Readers, I bring excellent news! I have it on good authority that these economically depressive times will soon be over. It will still be hard for a while; none of us can be expecting the tides of riches to wash over these shores quickly. Yet my friends, I can see hope on the horizon. Where do I get this information that fuels this prophetic vision you ask? Have I a senior official in my pockets? Well yes, however that’s not where the glad tidings come from.
No this news comes from the high streets themselves; moreover this sign came from… well a sign actually. The management of “Poundtown” is my source, for they have seen the future and rebranded as “Town”. Admittedly the decision hasn’t been taken cautiously as they have only covered the “Pound” part with cardboard. They have seen the possibilities of a monetary boom however and don’t want to tie themselves to such a measly fee for their bulk goods. A more serious belief can be seen in their new slogan of “Everything a pound and up” and I place my faith in their belief.
What does all this amount to? Well long story short I’ve been to the pound shop which with me means biscuits! (Probably could have begun here but where’s the fun in that.) So in I went to find some cheap oddities and did I find some, the highlight in the toy section in the form of a wrestler figurine. I stayed strong and resisted the urge of this perplexing item and instead bought two packs of biscuits for a pound (good deal any day). One of these packs was a pack of wafers and while some may not apply the term biscuit to them I do.

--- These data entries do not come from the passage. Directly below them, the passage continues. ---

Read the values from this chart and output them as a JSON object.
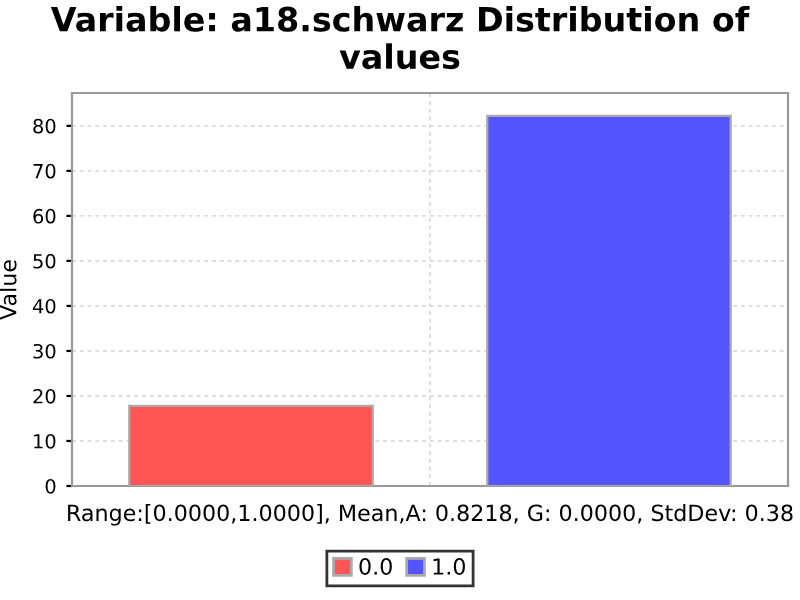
{
  "chart_data": {
    "type": "bar",
    "title": "Variable: a18.schwarz Distribution of values",
    "xlabel": "Range:[0.0000,1.0000], Mean,A: 0.8218, G: 0.0000, StdDev: 0.38",
    "ylabel": "Value",
    "categories": [
      null,
      null
    ],
    "series": [
      {
        "name": "0.0",
        "color": "#ff5555",
        "values": [
          17.8,
          null
        ]
      },
      {
        "name": "1.0",
        "color": "#5555ff",
        "values": [
          null,
          82.2
        ]
      }
    ],
    "ylim": [
      0,
      87.3
    ],
    "yticks": [
      0,
      10,
      20,
      30,
      40,
      50,
      60,
      70,
      80
    ],
    "grid": true,
    "legend": "bottom"
  }
}
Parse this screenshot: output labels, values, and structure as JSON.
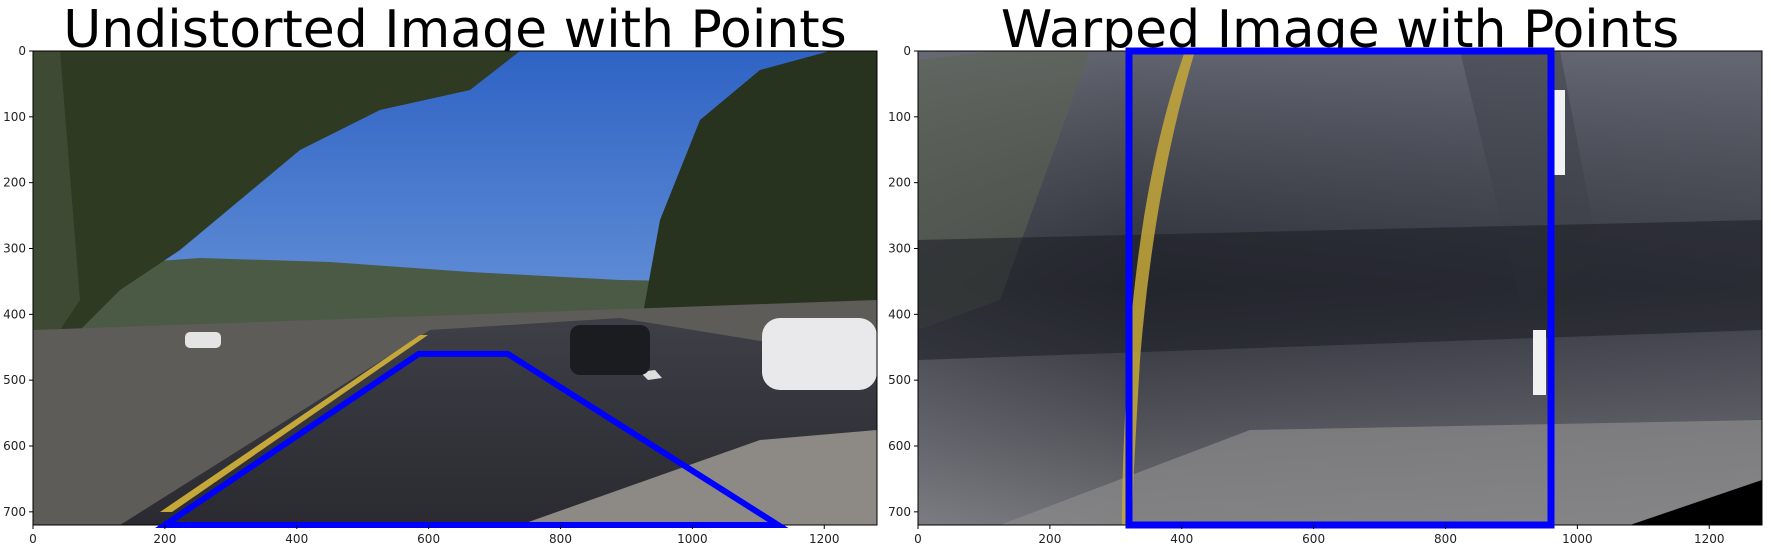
{
  "chart_data": [
    {
      "type": "image",
      "title": "Undistorted Image with Points",
      "xlim": [
        0,
        1280
      ],
      "ylim": [
        720,
        0
      ],
      "xticks": [
        0,
        200,
        400,
        600,
        800,
        1000,
        1200
      ],
      "yticks": [
        0,
        100,
        200,
        300,
        400,
        500,
        600,
        700
      ],
      "image": "road-scene-icon",
      "overlay": {
        "color": "#0000ff",
        "polygon": [
          [
            200,
            720
          ],
          [
            585,
            460
          ],
          [
            720,
            460
          ],
          [
            1130,
            720
          ]
        ]
      }
    },
    {
      "type": "image",
      "title": "Warped Image with Points",
      "xlim": [
        0,
        1280
      ],
      "ylim": [
        720,
        0
      ],
      "xticks": [
        0,
        200,
        400,
        600,
        800,
        1000,
        1200
      ],
      "yticks": [
        0,
        100,
        200,
        300,
        400,
        500,
        600,
        700
      ],
      "image": "warped-road-icon",
      "overlay": {
        "color": "#0000ff",
        "polygon": [
          [
            320,
            0
          ],
          [
            320,
            720
          ],
          [
            960,
            720
          ],
          [
            960,
            0
          ]
        ]
      }
    }
  ]
}
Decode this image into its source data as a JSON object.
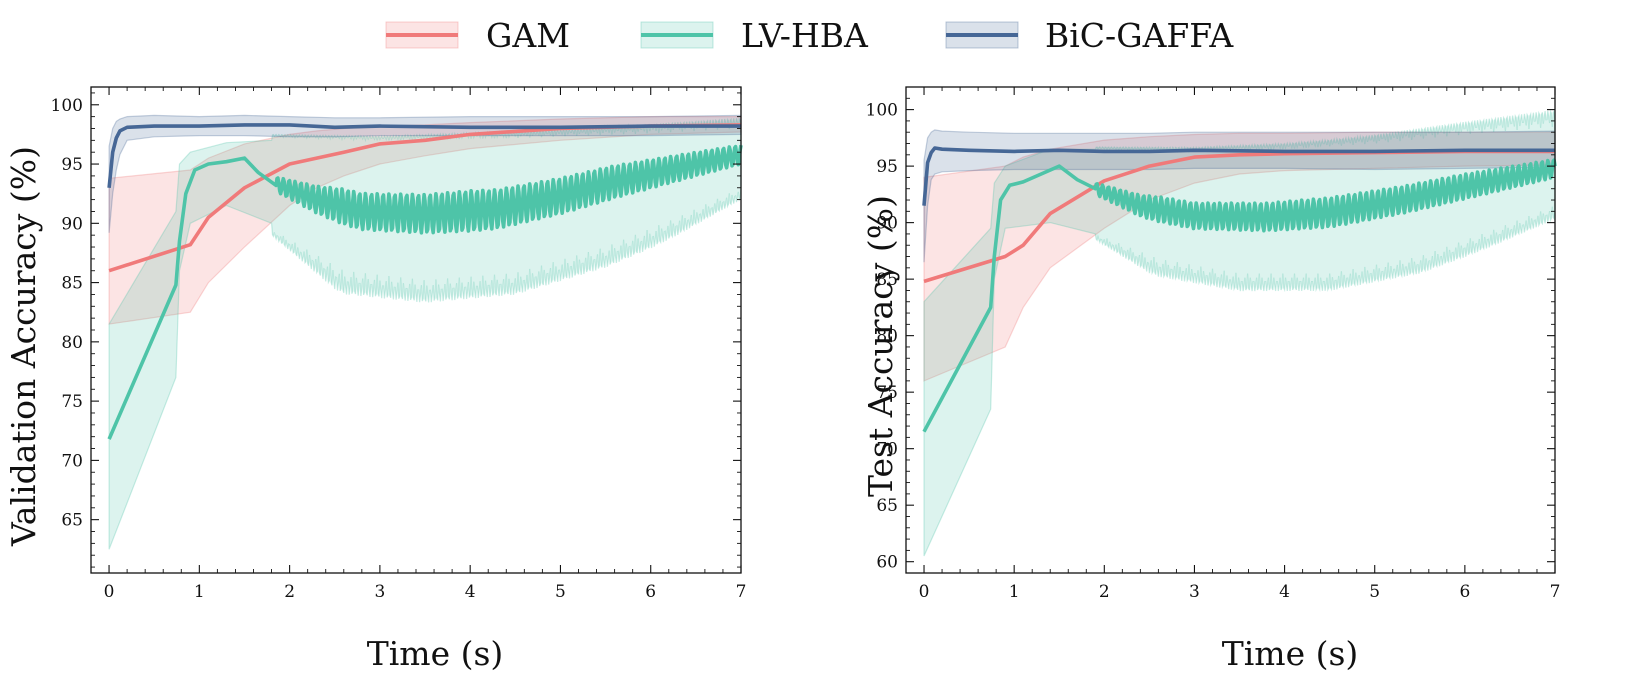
{
  "legend": [
    {
      "label": "GAM",
      "color": "#f07a7a"
    },
    {
      "label": "LV-HBA",
      "color": "#4ec4a8"
    },
    {
      "label": "BiC-GAFFA",
      "color": "#466796"
    }
  ],
  "chart_data": [
    {
      "type": "line",
      "xlabel": "Time (s)",
      "ylabel": "Validation Accuracy (%)",
      "xlim": [
        -0.2,
        7
      ],
      "ylim": [
        60.5,
        101.5
      ],
      "xticks": [
        "0",
        "1",
        "2",
        "3",
        "4",
        "5",
        "6",
        "7"
      ],
      "yticks": [
        "65",
        "70",
        "75",
        "80",
        "85",
        "90",
        "95",
        "100"
      ],
      "series": [
        {
          "name": "GAM",
          "x": [
            0,
            0.9,
            1.1,
            1.5,
            2.0,
            2.3,
            2.6,
            3.0,
            3.5,
            4.0,
            5.0,
            6.0,
            7.0
          ],
          "y": [
            86.0,
            88.2,
            90.5,
            93.0,
            95.0,
            95.5,
            96.0,
            96.7,
            97.0,
            97.5,
            98.0,
            98.2,
            98.3
          ],
          "lower": [
            81.5,
            82.5,
            85.0,
            88.0,
            91.5,
            93.0,
            94.0,
            95.0,
            95.7,
            96.3,
            97.0,
            97.5,
            97.7
          ],
          "upper": [
            93.8,
            94.5,
            95.5,
            96.7,
            97.5,
            97.8,
            98.0,
            98.2,
            98.3,
            98.5,
            98.8,
            99.0,
            99.0
          ]
        },
        {
          "name": "LV-HBA",
          "start": [
            [
              0,
              71.8
            ],
            [
              0.74,
              84.8
            ],
            [
              0.78,
              88.5
            ],
            [
              0.85,
              92.5
            ],
            [
              0.95,
              94.5
            ],
            [
              1.1,
              95.0
            ],
            [
              1.3,
              95.2
            ],
            [
              1.5,
              95.5
            ],
            [
              1.65,
              94.3
            ],
            [
              1.85,
              93.2
            ]
          ],
          "trend": [
            [
              1.85,
              93.3
            ],
            [
              2.3,
              92.0
            ],
            [
              2.8,
              91.0
            ],
            [
              3.5,
              90.8
            ],
            [
              4.3,
              91.2
            ],
            [
              5.0,
              92.3
            ],
            [
              5.6,
              93.5
            ],
            [
              6.2,
              94.5
            ],
            [
              7.0,
              95.8
            ]
          ],
          "amplitude": [
            [
              1.85,
              0.6
            ],
            [
              2.6,
              1.5
            ],
            [
              4.0,
              1.7
            ],
            [
              5.5,
              1.4
            ],
            [
              7.0,
              0.8
            ]
          ],
          "lower_start": [
            [
              0,
              62.5
            ],
            [
              0.74,
              77.0
            ],
            [
              0.78,
              86.0
            ],
            [
              0.9,
              90.0
            ],
            [
              1.3,
              91.5
            ],
            [
              1.8,
              90.0
            ]
          ],
          "lower_trend": [
            [
              1.8,
              89.5
            ],
            [
              2.6,
              86.0
            ],
            [
              3.5,
              85.2
            ],
            [
              4.5,
              85.8
            ],
            [
              5.5,
              88.0
            ],
            [
              6.3,
              90.5
            ],
            [
              7.0,
              93.0
            ]
          ],
          "upper_start": [
            [
              0,
              81.5
            ],
            [
              0.74,
              91.0
            ],
            [
              0.78,
              95.0
            ],
            [
              0.9,
              96.0
            ],
            [
              1.3,
              96.8
            ],
            [
              1.8,
              97.0
            ]
          ],
          "upper_trend": [
            [
              1.8,
              97.3
            ],
            [
              3.0,
              97.0
            ],
            [
              4.5,
              97.2
            ],
            [
              6.0,
              97.6
            ],
            [
              7.0,
              98.0
            ]
          ],
          "upper_amplitude": [
            [
              1.8,
              0.2
            ],
            [
              7.0,
              0.9
            ]
          ],
          "lower_amplitude": [
            [
              1.8,
              0.5
            ],
            [
              2.5,
              2.0
            ],
            [
              6.0,
              1.7
            ],
            [
              7.0,
              1.0
            ]
          ]
        },
        {
          "name": "BiC-GAFFA",
          "x": [
            0,
            0.04,
            0.08,
            0.12,
            0.2,
            0.5,
            1.0,
            1.5,
            2.0,
            2.5,
            3.0,
            4.0,
            5.0,
            6.0,
            7.0
          ],
          "y": [
            93.0,
            96.0,
            97.2,
            97.8,
            98.1,
            98.2,
            98.2,
            98.3,
            98.3,
            98.1,
            98.2,
            98.1,
            98.1,
            98.2,
            98.2
          ],
          "lower": [
            89.2,
            92.5,
            94.5,
            95.8,
            97.0,
            97.3,
            97.4,
            97.4,
            97.3,
            97.3,
            97.4,
            97.4,
            97.4,
            97.4,
            97.5
          ],
          "upper": [
            96.5,
            98.0,
            98.6,
            98.8,
            99.0,
            99.1,
            99.0,
            99.1,
            99.0,
            98.9,
            98.9,
            99.0,
            99.0,
            99.0,
            99.1
          ]
        }
      ]
    },
    {
      "type": "line",
      "xlabel": "Time (s)",
      "ylabel": "Test Accuracy (%)",
      "xlim": [
        -0.2,
        7
      ],
      "ylim": [
        59.0,
        102.0
      ],
      "xticks": [
        "0",
        "1",
        "2",
        "3",
        "4",
        "5",
        "6",
        "7"
      ],
      "yticks": [
        "60",
        "65",
        "70",
        "75",
        "80",
        "85",
        "90",
        "95",
        "100"
      ],
      "series": [
        {
          "name": "GAM",
          "x": [
            0,
            0.9,
            1.1,
            1.4,
            2.0,
            2.5,
            3.0,
            3.5,
            4.0,
            5.0,
            6.0,
            7.0
          ],
          "y": [
            84.8,
            87.0,
            88.0,
            90.8,
            93.7,
            95.0,
            95.8,
            96.0,
            96.1,
            96.2,
            96.3,
            96.3
          ],
          "lower": [
            76.0,
            79.0,
            82.5,
            86.0,
            89.5,
            92.0,
            93.5,
            94.3,
            94.6,
            94.8,
            95.0,
            95.1
          ],
          "upper": [
            94.0,
            95.0,
            95.8,
            96.5,
            97.3,
            97.6,
            97.8,
            97.9,
            97.9,
            98.0,
            98.0,
            98.0
          ]
        },
        {
          "name": "LV-HBA",
          "start": [
            [
              0,
              71.5
            ],
            [
              0.74,
              82.5
            ],
            [
              0.78,
              87.0
            ],
            [
              0.85,
              92.0
            ],
            [
              0.95,
              93.3
            ],
            [
              1.1,
              93.6
            ],
            [
              1.3,
              94.3
            ],
            [
              1.5,
              95.0
            ],
            [
              1.7,
              93.8
            ],
            [
              1.9,
              93.0
            ]
          ],
          "trend": [
            [
              1.9,
              93.0
            ],
            [
              2.4,
              91.5
            ],
            [
              3.0,
              90.6
            ],
            [
              3.8,
              90.5
            ],
            [
              4.5,
              90.9
            ],
            [
              5.3,
              92.0
            ],
            [
              6.0,
              93.2
            ],
            [
              7.0,
              94.8
            ]
          ],
          "amplitude": [
            [
              1.9,
              0.5
            ],
            [
              2.6,
              1.1
            ],
            [
              4.5,
              1.3
            ],
            [
              6.0,
              1.1
            ],
            [
              7.0,
              0.8
            ]
          ],
          "lower_start": [
            [
              0,
              60.5
            ],
            [
              0.74,
              73.5
            ],
            [
              0.78,
              85.0
            ],
            [
              0.9,
              89.5
            ],
            [
              1.4,
              90.0
            ],
            [
              1.9,
              89.0
            ]
          ],
          "lower_trend": [
            [
              1.9,
              89.0
            ],
            [
              2.6,
              86.8
            ],
            [
              3.5,
              85.5
            ],
            [
              4.5,
              85.5
            ],
            [
              5.5,
              87.0
            ],
            [
              6.3,
              89.3
            ],
            [
              7.0,
              91.5
            ]
          ],
          "upper_start": [
            [
              0,
              83.0
            ],
            [
              0.74,
              89.5
            ],
            [
              0.78,
              93.5
            ],
            [
              0.9,
              95.0
            ],
            [
              1.4,
              96.5
            ],
            [
              1.9,
              96.5
            ]
          ],
          "upper_trend": [
            [
              1.9,
              96.5
            ],
            [
              3.0,
              96.3
            ],
            [
              4.0,
              96.5
            ],
            [
              5.0,
              97.0
            ],
            [
              6.0,
              97.8
            ],
            [
              7.0,
              98.5
            ]
          ],
          "upper_amplitude": [
            [
              1.9,
              0.2
            ],
            [
              4.5,
              0.6
            ],
            [
              6.5,
              1.3
            ],
            [
              7.0,
              1.5
            ]
          ],
          "lower_amplitude": [
            [
              1.9,
              0.5
            ],
            [
              2.5,
              1.6
            ],
            [
              6.0,
              1.5
            ],
            [
              7.0,
              1.2
            ]
          ]
        },
        {
          "name": "BiC-GAFFA",
          "x": [
            0,
            0.04,
            0.08,
            0.12,
            0.2,
            0.5,
            1.0,
            1.5,
            2.0,
            2.5,
            3.0,
            4.0,
            5.0,
            6.0,
            7.0
          ],
          "y": [
            91.5,
            95.3,
            96.2,
            96.6,
            96.5,
            96.4,
            96.3,
            96.4,
            96.3,
            96.3,
            96.4,
            96.3,
            96.3,
            96.4,
            96.4
          ],
          "lower": [
            86.5,
            91.5,
            93.8,
            94.3,
            94.5,
            94.6,
            94.7,
            94.7,
            94.7,
            94.7,
            94.8,
            94.8,
            94.7,
            94.8,
            94.9
          ],
          "upper": [
            95.5,
            97.5,
            98.0,
            98.2,
            98.1,
            98.0,
            97.9,
            97.9,
            97.9,
            97.9,
            98.0,
            98.0,
            98.0,
            98.0,
            98.1
          ]
        }
      ]
    }
  ]
}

|Honestly I laughed at this for about ten minutes, staff weren't impressed|
Whilst I waited for said tea to brew I opened the pack. Immediately I was met with a very strong artificial banana smell. This worried me a bit, but at least it was the right fruit. So I took a bit, let me highlight that. I took a single bite out of these things and regretted me purchase even more. These fail on every level the wafer is cheap and stale and has a weird powdery texture. The banana flavour is non-existent and well when I tried dunking them, they become soggy like no bodies business. They are terrible, tasting like the cheap ice cream cones handed out by the dodgy looking vans you were told to avoid.
|You have been warned!!!|
Clearly these were a mistake, fuelled by my optimism of better times ahead. Now I feel empty and I’m even more suspicious of the reliability of the sign. I’m off to withdraw all my savings and stuff it into my mattress.
2 out of 11 (They smelt of banana after all)
Local pound store, "Poundtown"
In what situation would a wrestler need both a chainsaw and a frog half his size, doesn't bear thinking about.